Rumpus over awards to Gaddafi, Suharto

MONDAY, 6.00PM

PRESIDENT Nelson Mandela on Saturday morning invested visiting Indonesian President Mohamed Suharto with the Order of Good Hope, Class One, Grand Cross (Gold), South Africa’s highest civilain honour, immediately drawing fire from opposition parties.

Democratic Party leader Tony Leon said the award to Suharto, and one recently bestowed on Libyan strongman Colonel Muammar Gaddafi, has cheapened the value of South Africa’s highest civil award. “We suspect that the real reason for conferring this high honour has everything to do with campaign contributions to the ANC and little or nothing with our standing in the international community,” Leon said in a statement on Sunday.

“The back-to-back conferment of this award on Colonel Gaddafi and President Suharto, the effective dictator of one of the most right-delinquent countries in the world, is a very sad day for our democracy and its promise to respect human rights,” Leon added.

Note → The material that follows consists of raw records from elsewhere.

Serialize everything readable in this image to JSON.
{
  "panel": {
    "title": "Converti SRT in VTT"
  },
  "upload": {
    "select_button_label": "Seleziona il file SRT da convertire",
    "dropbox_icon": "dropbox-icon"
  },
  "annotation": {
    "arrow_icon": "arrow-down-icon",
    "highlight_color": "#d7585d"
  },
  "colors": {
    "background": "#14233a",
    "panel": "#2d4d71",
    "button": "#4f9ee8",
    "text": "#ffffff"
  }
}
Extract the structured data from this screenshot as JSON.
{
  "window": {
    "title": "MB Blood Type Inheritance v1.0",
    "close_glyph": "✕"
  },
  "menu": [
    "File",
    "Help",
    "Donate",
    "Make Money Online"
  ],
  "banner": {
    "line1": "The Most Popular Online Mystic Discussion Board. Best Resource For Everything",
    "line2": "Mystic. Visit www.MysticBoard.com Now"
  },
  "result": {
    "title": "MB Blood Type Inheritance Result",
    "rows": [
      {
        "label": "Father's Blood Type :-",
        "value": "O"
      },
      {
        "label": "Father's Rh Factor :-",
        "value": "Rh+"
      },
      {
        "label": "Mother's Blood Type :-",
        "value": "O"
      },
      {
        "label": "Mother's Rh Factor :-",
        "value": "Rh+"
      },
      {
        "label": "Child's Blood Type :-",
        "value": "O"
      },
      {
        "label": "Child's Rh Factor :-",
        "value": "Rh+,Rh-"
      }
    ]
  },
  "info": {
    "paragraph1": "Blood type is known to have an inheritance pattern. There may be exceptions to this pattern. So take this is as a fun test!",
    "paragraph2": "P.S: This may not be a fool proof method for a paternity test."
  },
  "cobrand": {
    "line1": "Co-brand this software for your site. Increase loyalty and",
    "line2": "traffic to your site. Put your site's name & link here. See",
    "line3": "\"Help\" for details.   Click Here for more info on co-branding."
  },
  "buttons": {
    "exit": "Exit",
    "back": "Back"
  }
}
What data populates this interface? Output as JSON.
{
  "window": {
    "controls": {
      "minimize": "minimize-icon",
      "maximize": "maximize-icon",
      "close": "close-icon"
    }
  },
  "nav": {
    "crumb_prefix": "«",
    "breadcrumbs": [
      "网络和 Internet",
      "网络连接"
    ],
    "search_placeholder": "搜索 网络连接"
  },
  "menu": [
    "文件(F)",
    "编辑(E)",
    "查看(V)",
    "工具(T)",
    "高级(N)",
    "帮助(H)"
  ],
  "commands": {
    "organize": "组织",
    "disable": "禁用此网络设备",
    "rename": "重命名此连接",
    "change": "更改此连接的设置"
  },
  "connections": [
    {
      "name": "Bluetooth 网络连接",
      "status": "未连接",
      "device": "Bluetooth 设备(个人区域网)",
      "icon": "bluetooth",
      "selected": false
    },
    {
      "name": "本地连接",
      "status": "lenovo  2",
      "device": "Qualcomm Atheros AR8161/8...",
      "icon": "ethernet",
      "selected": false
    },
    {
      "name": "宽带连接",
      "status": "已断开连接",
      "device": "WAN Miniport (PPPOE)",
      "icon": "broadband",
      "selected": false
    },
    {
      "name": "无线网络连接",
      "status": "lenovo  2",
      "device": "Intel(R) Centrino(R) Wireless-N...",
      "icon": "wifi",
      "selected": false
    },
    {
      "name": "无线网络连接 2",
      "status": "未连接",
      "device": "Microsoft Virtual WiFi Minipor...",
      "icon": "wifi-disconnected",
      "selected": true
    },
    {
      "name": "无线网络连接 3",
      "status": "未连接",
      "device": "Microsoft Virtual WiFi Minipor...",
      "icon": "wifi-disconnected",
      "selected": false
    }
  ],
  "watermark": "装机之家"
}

In response, the Democratic Party will early in 1998 introduce a Private Members’ Bill to regulate foreign funding of local political parties and to make such funding transparent, DP executive director James Selfe said on Monday.

The Bill will also seek to ban parties from receiving funding from other governments, he said. “If this is not done, the suspicion that South Africa’s foreign policy is for sale to the highest bidder can never be laid to rest. Acceptance of such a Bill, and transparency about all foreign funding, will remove the taint in future.”

While the Promotion of Multi-party Democracy Bill, passed during this Parliamentary session, would provide a transparent mechanism for the funding of political parties by the state, a similar mechanism did not exist for funding of parties by foreign governments or companies, Selfe said.